Sales at electronic stores rose nearly 15 percent, sales at furniture retailers went up by 12 percent and even department store sales jumped by 23.5 percent on a monthly basis, although this was still down 3 percent compared to January 2020. Stovall speculated this could have been driven in part by people flocking to shopping centers as a substitute for visiting movie theaters, gyms, spas and restaurants.
“I think that consumers are just so tired of being cooped up that even though most people are now doing a lot of their shopping online, I think people just wanted to get out,” he said.
Even with people indulging their cabin fever in January, e-commerce continued to show robust growth as well. The category had an 11 percent monthly increase and a year-on-year jump of nearly 29 percent, the highest of any category tracked by the Census Bureau.
Within this data, analysts can begin to see the contours of what the economic recovery might look like once the worst days of the pandemic are in the rear-view mirror.

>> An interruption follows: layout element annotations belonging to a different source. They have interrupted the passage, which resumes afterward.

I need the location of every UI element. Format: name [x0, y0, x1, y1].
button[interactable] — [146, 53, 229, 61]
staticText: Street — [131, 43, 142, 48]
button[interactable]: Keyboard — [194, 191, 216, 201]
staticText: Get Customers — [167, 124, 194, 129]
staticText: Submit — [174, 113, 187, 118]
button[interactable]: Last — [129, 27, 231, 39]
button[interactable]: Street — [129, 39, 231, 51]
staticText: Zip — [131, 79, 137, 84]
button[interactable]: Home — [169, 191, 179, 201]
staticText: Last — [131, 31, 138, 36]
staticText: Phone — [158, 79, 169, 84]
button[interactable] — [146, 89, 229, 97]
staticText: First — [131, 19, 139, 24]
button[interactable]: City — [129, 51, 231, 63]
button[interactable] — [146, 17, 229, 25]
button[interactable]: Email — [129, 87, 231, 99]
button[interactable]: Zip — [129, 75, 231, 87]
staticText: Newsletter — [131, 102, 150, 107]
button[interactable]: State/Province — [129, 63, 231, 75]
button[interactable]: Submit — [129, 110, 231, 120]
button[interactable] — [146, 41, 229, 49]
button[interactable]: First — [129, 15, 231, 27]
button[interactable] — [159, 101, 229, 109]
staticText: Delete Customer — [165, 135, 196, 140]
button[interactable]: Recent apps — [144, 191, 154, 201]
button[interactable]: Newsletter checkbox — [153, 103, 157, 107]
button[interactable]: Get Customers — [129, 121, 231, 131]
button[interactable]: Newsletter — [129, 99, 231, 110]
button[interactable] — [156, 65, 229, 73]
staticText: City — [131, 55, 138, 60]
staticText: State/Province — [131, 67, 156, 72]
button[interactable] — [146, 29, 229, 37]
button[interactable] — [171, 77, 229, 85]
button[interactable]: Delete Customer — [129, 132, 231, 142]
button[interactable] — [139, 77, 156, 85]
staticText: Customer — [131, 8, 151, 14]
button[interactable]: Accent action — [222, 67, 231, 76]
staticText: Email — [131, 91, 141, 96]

The expansion of ecommerce is one change that is likely here to stay, especially because a much broader cross-section of retailers made investments in their digital sales infrastructure over the past year. “The battle with digital adoption had been about just that — adoption,” Dunn said. “As people have shifted spending patterns to something that’s more convenient, I think we’ll hold on to those gains,” she said.
Retailers in certain categories — supermarkets, for instance — had been trying to coax more customers online with mixed results well before the pandemic struck. In a matter of months, Covid-19 accomplished a task on which IT, marketing and customer relations departments expected to spend years working.
“Some of those gains are permanent,” said Nick Shields, senior analyst at Third Bridge. “Certainly, some reversion to the mean is to be expected, but it’s almost as if e-commerce is at 2025 or 2026 levels.”
One promising sign for the beleaguered restaurant industry was a 6.9 percent monthly increase in sales at restaurants and bars. Even if much of that spending is still on to-go orders, it is an indication that customers will be willing to return, especially as the warmer weather makes outdoor dining more feasible in parts of the country.
More broadly, retailers selling goods as opposed to services continue to benefit from a dearth of opportunity for people to spend on experiences. Once these parts of the economy return, though, market observers expect that they will siphon disposable income away from some of the retail categories currently experiencing the biggest increases in spending, such as home goods and exercise equipment.
“From the conversations we’re having, it seems that things like electronics and furniture — that’s really where we can see some share of wallet get stolen from,” Shields said.
Even if the balance of spending shifts once the economy returns to something like normalcy, analysts are optimistic. The high household savings rate indicate that consumers are able to spend. This month’s strong retail sales figures indicate that they’re ready and willing, as well.
“I think there's a lot of pent-up consumer spending that’s going to be unleashed,” Swartz said.